Tabel 4.1.3 aantal registraties met een piekwaarde van meer dan 100 dB(A)

Jaar 2000 2001 2002 2003

Aantal 2179 1975 1799 787

De afname in de piekniveaus lijkt in tegenstrijd met het lagere percentage starts dat in 2003 is uitgevoerd met naverbrander. Uit de jaarrapportage van het NLR over de jaarberekening 2003[11] blijkt dat het percentage starts met naverbrander dat in zuidelijke richting is uitgevoerd, bijna is gehalveerd: van 11,7% naar 7,1%.

In de toelichting van de Koninklijke Luchtmacht op het NLR-rapport wordt gemeld dat vanwege renovatie van de hoofdbaan, in de tweede helft3 van 2003 de parallelbaan is

gebruikt.
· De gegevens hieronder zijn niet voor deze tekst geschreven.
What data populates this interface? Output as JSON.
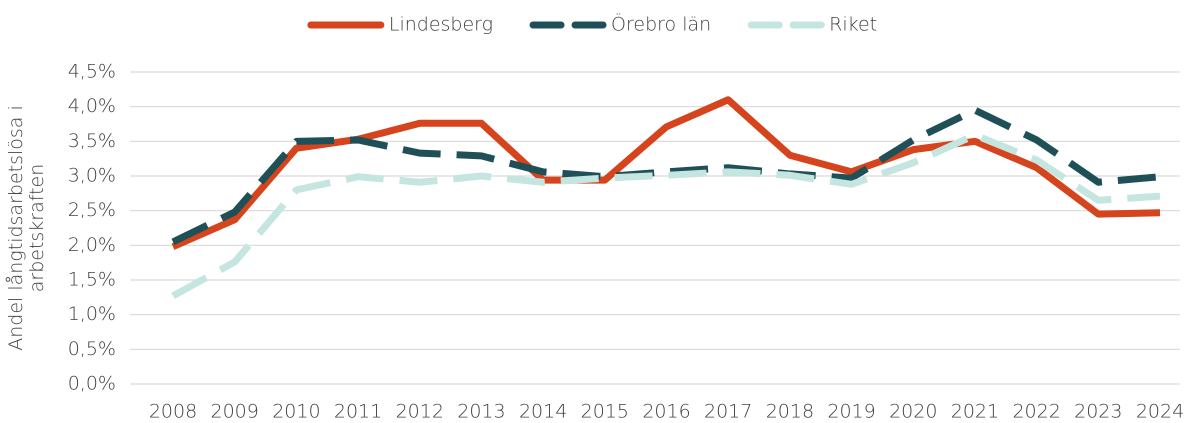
{
  "chart_data": {
    "type": "line",
    "ylabel": [
      "Andel långtidsarbetslösa i",
      "arbetskraften"
    ],
    "categories": [
      "2008",
      "2009",
      "2010",
      "2011",
      "2012",
      "2013",
      "2014",
      "2015",
      "2016",
      "2017",
      "2018",
      "2019",
      "2020",
      "2021",
      "2022",
      "2023",
      "2024"
    ],
    "series": [
      {
        "name": "Lindesberg",
        "color": "#d5441c",
        "dash": false,
        "values": [
          1.98,
          2.37,
          3.4,
          3.53,
          3.76,
          3.76,
          2.94,
          2.94,
          3.71,
          4.1,
          3.3,
          3.06,
          3.38,
          3.5,
          3.12,
          2.45,
          2.47
        ]
      },
      {
        "name": "Örebro län",
        "color": "#1f5058",
        "dash": true,
        "values": [
          2.05,
          2.48,
          3.5,
          3.52,
          3.33,
          3.29,
          3.06,
          2.99,
          3.06,
          3.12,
          3.03,
          2.97,
          3.52,
          3.95,
          3.52,
          2.91,
          2.99
        ]
      },
      {
        "name": "Riket",
        "color": "#c5e5e0",
        "dash": true,
        "values": [
          1.27,
          1.76,
          2.8,
          2.99,
          2.91,
          3.0,
          2.91,
          2.97,
          3.01,
          3.06,
          3.01,
          2.88,
          3.19,
          3.59,
          3.23,
          2.65,
          2.71
        ]
      }
    ],
    "ylim": [
      0,
      4.5
    ],
    "yticks": [
      {
        "value": 0,
        "label": "0,0%"
      },
      {
        "value": 0.5,
        "label": "0,5%"
      },
      {
        "value": 1,
        "label": "1,0%"
      },
      {
        "value": 1.5,
        "label": "1,5%"
      },
      {
        "value": 2,
        "label": "2,0%"
      },
      {
        "value": 2.5,
        "label": "2,5%"
      },
      {
        "value": 3,
        "label": "3,0%"
      },
      {
        "value": 3.5,
        "label": "3,5%"
      },
      {
        "value": 4,
        "label": "4,0%"
      },
      {
        "value": 4.5,
        "label": "4,5%"
      }
    ],
    "grid": true,
    "legend": "top"
  }
}
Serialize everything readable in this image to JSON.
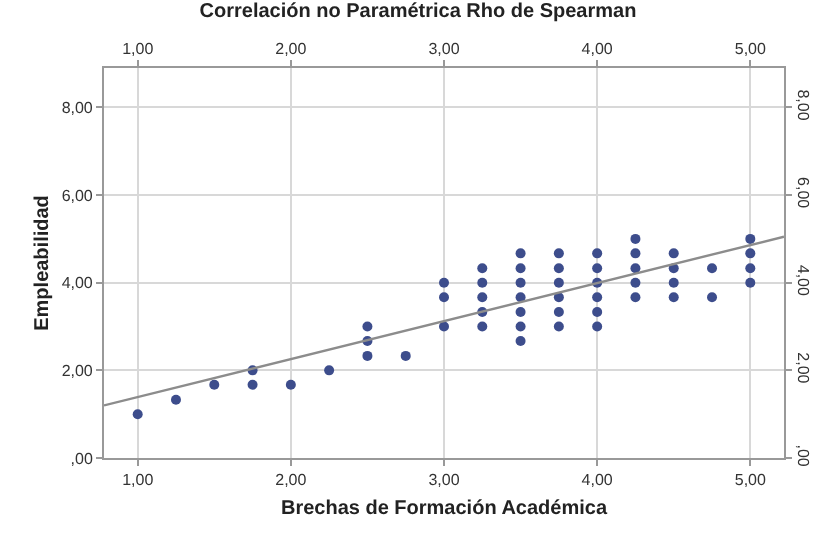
{
  "chart_data": {
    "type": "scatter",
    "title": "Correlación no Paramétrica Rho de Spearman",
    "xlabel": "Brechas de Formación Académica",
    "ylabel": "Empleabilidad",
    "xlim": [
      0.78,
      5.22
    ],
    "ylim": [
      0,
      8.9
    ],
    "x2lim": [
      0.78,
      5.22
    ],
    "y2lim": [
      0,
      8.9
    ],
    "xticks": [
      {
        "value": 1,
        "label": "1,00"
      },
      {
        "value": 2,
        "label": "2,00"
      },
      {
        "value": 3,
        "label": "3,00"
      },
      {
        "value": 4,
        "label": "4,00"
      },
      {
        "value": 5,
        "label": "5,00"
      }
    ],
    "x2ticks": [
      {
        "value": 1,
        "label": "1,00"
      },
      {
        "value": 2,
        "label": "2,00"
      },
      {
        "value": 3,
        "label": "3,00"
      },
      {
        "value": 4,
        "label": "4,00"
      },
      {
        "value": 5,
        "label": "5,00"
      }
    ],
    "yticks": [
      {
        "value": 0,
        "label": ",00"
      },
      {
        "value": 2,
        "label": "2,00"
      },
      {
        "value": 4,
        "label": "4,00"
      },
      {
        "value": 6,
        "label": "6,00"
      },
      {
        "value": 8,
        "label": "8,00"
      }
    ],
    "y2ticks": [
      {
        "value": 0,
        "label": ",00"
      },
      {
        "value": 2,
        "label": "2,00"
      },
      {
        "value": 4,
        "label": "4,00"
      },
      {
        "value": 6,
        "label": "6,00"
      },
      {
        "value": 8,
        "label": "8,00"
      }
    ],
    "grid": true,
    "series": [
      {
        "marker": "circle",
        "color": "#3d4d8c",
        "x": [
          1,
          1.25,
          1.5,
          1.75,
          1.75,
          2,
          2.25,
          2.5,
          2.5,
          2.5,
          2.75,
          3,
          3,
          3,
          3.25,
          3.25,
          3.25,
          3.25,
          3.25,
          3.5,
          3.5,
          3.5,
          3.5,
          3.5,
          3.5,
          3.5,
          3.75,
          3.75,
          3.75,
          3.75,
          3.75,
          3.75,
          4,
          4,
          4,
          4,
          4,
          4,
          4.25,
          4.25,
          4.25,
          4.25,
          4.25,
          4.5,
          4.5,
          4.5,
          4.5,
          4.75,
          4.75,
          5,
          5,
          5,
          5
        ],
        "values": [
          1,
          1.33,
          1.67,
          2,
          1.67,
          1.67,
          2,
          3,
          2.67,
          2.33,
          2.33,
          4,
          3.67,
          3,
          4.33,
          4,
          3.67,
          3.33,
          3,
          4.67,
          4.33,
          4,
          3.67,
          3.33,
          3,
          2.67,
          4.67,
          4.33,
          4,
          3.67,
          3.33,
          3,
          4.67,
          4.33,
          4,
          3.67,
          3.33,
          3,
          5,
          4.67,
          4.33,
          4,
          3.67,
          4.67,
          4.33,
          4,
          3.67,
          4.33,
          3.67,
          5,
          4.67,
          4.33,
          4
        ]
      },
      {
        "type": "line",
        "marker": "none",
        "color": "#8c8c8c",
        "x": [
          0.78,
          5.22
        ],
        "values": [
          1.2,
          5.05
        ]
      }
    ]
  }
}
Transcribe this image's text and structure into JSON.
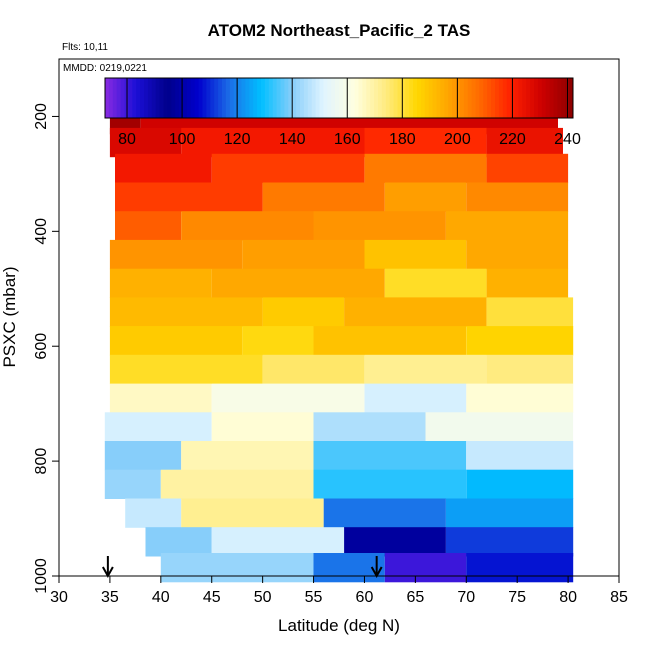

Deze baan ligt circa 200 m ten zuiden van de hoofdbaan. Uit het NLR-rapport blijkt dat de parallelbaan voor starten in zuidelijke richting in 2003 zelfs meer is gebruikt dan de hoofdbaan. Dit verklaart het lagere aantal registraties met een piekniveau boven 100 dB en het feit dat de totale geluidbelasting op de meetlocatie lager is dan voorgaande jaren. Vliegtuigen die van de parallelbaan starten passeren de meetlocatie grotere afstand en veroorzaken aldus lagere geluidniveaus.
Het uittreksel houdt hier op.